Yine yoksul ve fakir halk çocuklarının, iğreti tarikat yurtlarında cayır, cayır yanışlarını seyretmedik mi?
Bu yangınlarda, bu tarikat anlayışları dibe vurmadı mı, çökmedi mi?

TÜRK KIZLARI KOCAYA,YABANCI KIZLAR OKULA?
Din adına olduğu kadar, siyasi algılar ile “insanımızın aklını çelen, kandıran, yalanlarla onları kul, köle haline getirenlerin varlığı”, bizleri gelecek adına, daha da ürkütmektedir..
Osmanlı Devleti’nin çöküşüne neden olan, bu gerici akımın, o yıllarda; “ Müslüman kızların kocaya, gayrimüslim kızların okula gitmesi” gerektiği gerçeği, hala kulaklarımızda çınlanmaktadır..
Bugün “kızlar okumasın, cenazeye gelmesin”diyenleri ve “kadınları şeytan adedenleri”, şimdi daha iyi anlamak mümkün!

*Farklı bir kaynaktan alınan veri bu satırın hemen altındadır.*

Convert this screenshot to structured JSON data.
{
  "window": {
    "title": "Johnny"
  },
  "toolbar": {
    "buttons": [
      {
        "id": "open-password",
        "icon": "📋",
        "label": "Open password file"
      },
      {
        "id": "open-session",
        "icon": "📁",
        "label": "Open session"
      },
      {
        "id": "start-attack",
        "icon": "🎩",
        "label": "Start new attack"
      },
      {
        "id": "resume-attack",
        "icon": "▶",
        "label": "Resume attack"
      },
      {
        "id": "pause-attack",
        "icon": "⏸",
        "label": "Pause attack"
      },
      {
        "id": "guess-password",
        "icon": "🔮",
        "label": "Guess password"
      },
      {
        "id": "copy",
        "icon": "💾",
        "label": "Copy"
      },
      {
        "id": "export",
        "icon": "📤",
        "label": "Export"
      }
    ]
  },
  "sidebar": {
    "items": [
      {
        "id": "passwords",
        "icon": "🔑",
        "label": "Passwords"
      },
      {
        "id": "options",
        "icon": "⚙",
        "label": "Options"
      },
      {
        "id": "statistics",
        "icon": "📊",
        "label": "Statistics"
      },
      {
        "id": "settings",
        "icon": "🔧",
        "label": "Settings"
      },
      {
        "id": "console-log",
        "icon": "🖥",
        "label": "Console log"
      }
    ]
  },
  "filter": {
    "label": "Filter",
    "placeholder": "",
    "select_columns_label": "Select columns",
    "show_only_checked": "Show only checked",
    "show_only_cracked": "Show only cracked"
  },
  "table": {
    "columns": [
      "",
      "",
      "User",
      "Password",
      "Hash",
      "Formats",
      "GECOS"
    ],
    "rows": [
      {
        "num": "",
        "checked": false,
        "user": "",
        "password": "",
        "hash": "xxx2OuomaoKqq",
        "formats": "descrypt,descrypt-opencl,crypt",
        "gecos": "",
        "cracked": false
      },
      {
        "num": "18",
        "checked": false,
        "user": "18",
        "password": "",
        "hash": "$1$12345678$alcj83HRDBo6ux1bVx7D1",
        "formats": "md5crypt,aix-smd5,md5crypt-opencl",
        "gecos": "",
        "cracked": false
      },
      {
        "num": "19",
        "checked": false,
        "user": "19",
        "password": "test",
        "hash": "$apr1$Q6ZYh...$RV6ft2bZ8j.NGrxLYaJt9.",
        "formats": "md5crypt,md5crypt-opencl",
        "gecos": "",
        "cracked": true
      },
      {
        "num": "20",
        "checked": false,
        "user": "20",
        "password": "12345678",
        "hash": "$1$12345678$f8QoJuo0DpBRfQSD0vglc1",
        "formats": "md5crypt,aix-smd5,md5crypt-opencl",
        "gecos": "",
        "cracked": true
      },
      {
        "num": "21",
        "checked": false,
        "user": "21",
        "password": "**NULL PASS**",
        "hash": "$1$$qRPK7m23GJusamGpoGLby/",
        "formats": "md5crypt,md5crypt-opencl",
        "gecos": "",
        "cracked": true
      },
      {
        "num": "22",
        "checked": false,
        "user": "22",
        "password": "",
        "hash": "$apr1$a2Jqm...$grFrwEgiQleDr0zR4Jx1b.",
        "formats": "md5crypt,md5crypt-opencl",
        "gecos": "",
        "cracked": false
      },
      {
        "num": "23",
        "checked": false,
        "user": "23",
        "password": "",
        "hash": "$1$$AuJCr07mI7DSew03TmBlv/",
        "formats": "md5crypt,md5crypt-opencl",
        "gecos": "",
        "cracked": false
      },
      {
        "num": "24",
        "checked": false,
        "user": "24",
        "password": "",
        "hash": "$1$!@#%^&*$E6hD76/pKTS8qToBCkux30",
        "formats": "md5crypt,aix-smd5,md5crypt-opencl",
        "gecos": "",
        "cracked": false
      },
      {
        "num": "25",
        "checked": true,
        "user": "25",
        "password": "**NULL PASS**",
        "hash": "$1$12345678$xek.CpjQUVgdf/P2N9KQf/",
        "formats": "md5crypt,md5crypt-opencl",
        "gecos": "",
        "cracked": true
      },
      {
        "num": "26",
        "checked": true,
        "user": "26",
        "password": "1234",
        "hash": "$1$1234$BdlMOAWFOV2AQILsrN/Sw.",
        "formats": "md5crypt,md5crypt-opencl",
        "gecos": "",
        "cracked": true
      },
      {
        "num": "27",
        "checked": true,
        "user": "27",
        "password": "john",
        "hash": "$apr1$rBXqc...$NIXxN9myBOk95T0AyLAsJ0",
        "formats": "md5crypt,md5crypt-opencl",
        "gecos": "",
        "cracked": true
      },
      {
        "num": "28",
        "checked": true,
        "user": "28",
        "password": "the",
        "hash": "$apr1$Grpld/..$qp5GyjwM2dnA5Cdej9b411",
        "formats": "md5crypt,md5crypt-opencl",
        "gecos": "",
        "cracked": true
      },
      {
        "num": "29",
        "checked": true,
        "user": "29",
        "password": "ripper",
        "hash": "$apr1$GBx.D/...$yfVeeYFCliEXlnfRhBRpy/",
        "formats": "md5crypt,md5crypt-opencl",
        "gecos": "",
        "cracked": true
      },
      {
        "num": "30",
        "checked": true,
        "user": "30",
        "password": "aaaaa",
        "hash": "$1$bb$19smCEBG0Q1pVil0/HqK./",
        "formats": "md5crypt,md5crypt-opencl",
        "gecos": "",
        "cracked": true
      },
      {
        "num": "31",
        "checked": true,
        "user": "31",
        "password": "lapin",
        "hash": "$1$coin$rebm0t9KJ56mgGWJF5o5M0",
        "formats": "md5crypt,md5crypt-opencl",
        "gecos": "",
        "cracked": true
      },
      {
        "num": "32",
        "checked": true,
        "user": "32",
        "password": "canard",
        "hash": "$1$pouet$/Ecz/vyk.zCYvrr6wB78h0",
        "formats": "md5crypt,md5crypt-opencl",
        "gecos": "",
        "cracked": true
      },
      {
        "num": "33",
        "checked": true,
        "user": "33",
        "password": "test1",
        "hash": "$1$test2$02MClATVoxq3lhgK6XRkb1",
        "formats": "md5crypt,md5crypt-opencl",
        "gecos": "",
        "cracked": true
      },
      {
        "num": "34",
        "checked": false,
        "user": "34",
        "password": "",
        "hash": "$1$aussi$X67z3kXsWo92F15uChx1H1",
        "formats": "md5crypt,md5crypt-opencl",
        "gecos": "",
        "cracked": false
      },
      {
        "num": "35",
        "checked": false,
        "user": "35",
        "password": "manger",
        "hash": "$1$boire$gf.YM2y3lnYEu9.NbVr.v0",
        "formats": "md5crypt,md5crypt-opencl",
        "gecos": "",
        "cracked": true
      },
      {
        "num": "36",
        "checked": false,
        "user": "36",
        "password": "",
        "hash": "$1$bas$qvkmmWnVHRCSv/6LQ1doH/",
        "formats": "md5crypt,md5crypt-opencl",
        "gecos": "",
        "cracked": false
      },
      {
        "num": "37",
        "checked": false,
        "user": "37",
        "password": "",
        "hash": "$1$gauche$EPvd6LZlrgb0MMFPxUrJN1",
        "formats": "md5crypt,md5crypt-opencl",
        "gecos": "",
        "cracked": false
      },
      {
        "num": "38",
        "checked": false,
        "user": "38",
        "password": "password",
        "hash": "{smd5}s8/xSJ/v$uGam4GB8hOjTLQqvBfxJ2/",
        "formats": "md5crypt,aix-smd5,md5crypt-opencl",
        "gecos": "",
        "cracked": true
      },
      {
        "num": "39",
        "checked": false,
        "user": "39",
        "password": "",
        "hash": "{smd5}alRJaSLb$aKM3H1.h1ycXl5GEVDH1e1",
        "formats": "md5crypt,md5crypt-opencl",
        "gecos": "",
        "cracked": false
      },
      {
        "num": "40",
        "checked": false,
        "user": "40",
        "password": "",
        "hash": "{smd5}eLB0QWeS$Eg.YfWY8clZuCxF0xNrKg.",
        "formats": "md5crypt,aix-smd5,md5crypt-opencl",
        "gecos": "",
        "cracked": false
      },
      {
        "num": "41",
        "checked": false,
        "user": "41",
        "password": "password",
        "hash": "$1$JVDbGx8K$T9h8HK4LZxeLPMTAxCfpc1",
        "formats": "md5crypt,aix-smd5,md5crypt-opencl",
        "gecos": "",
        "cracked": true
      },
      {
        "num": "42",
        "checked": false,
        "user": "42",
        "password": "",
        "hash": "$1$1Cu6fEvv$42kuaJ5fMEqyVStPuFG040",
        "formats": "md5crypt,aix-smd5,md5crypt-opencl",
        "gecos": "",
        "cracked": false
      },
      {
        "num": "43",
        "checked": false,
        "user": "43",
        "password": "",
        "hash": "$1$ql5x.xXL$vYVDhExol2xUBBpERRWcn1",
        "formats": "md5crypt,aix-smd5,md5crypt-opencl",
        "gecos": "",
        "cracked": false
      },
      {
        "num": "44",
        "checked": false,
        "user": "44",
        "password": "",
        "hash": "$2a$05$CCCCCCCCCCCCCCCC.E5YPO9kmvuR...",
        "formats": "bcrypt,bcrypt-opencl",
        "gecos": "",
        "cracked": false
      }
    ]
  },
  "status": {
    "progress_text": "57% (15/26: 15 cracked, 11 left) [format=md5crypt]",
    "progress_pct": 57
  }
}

LAİKLİK, SİZİN KORUMA HIRKANIZDIR!
Ne acıdır ki, “Osmanlı döneminde bile yapılması gereken yenilikler, modernleşme, batı ile uyum..”, işte bu zihniyetler nedeniyle gerçekleştirilememiştir..
Bugün ülkemizde yaşınılan bu çürümüşlüğün, bu kokuşmuşluğun kaynağının, tarihi derinliklerini iyi bilmek gerekir..
Geldiğimiz bu noktada, “tarikat ve cemaatlerin propagandalarına, dernek ve vakıfların oyununa gelmemek için”, üzerimize düşen büyük ödevler var..
Ülkemizde, “Laik devlet düzenine” karşı harekete geçen, Kuran kursları kisvesi altında, Türkiye Cumhuriyeti Devleti’ni yıkmaya matuf hareketlerin hız kazandığı bir dönemde, daha duyarlı, daha uyanık olma mecburiyetimiz vardır..
Bu kesim, “hiç korkmadan bu işi ve diğer suistimalleri gazetecilere ve başka yerlere yıkabilir, din adına aforoz beyanlarda” bulunabilirler!..

KILIFINI UYDURUYORLAR?
Bakınız, Sakarya’nın Akyazı İlçesi Acella Yaylası’nda, yıllardır açık tutulan ve kaçak bir yapılaşmada sürdürülen, birçok kere mahkemelik olan bir dini yapılanma,”Kuran Kursu” adında hala faaliyetine devam ediyor..
Sorsanız, dini, Kur’anı öğretiyorlar!
Maalesef buraya, bunun gibi yapılanmalara, ülkemizde dokunulamamaktadır?
Burada neler olup, bittiğini gerçekten bilen varmıdır?
Tesadüfen gördüğüm ve içinde şöyle gözlemde bulunduğum bu tip, karanlık yapılar, kapılar ardında,”olup biteni, buralara çocuklarını teslim edenler” biliyorlar mı ki?
Bizim görevimiz, “din adına insanları korkutmak, onların zaaflarından, çaresizliklerinden faydalanmak”, asla değildir..
Bizim asli görevimiz, ”insanımızı bilgilendirmek, haberdar etmek”, tehlikeleri onlara bildirmek ve iletmektir..
Bunu her zaman terör odakları için yaptık..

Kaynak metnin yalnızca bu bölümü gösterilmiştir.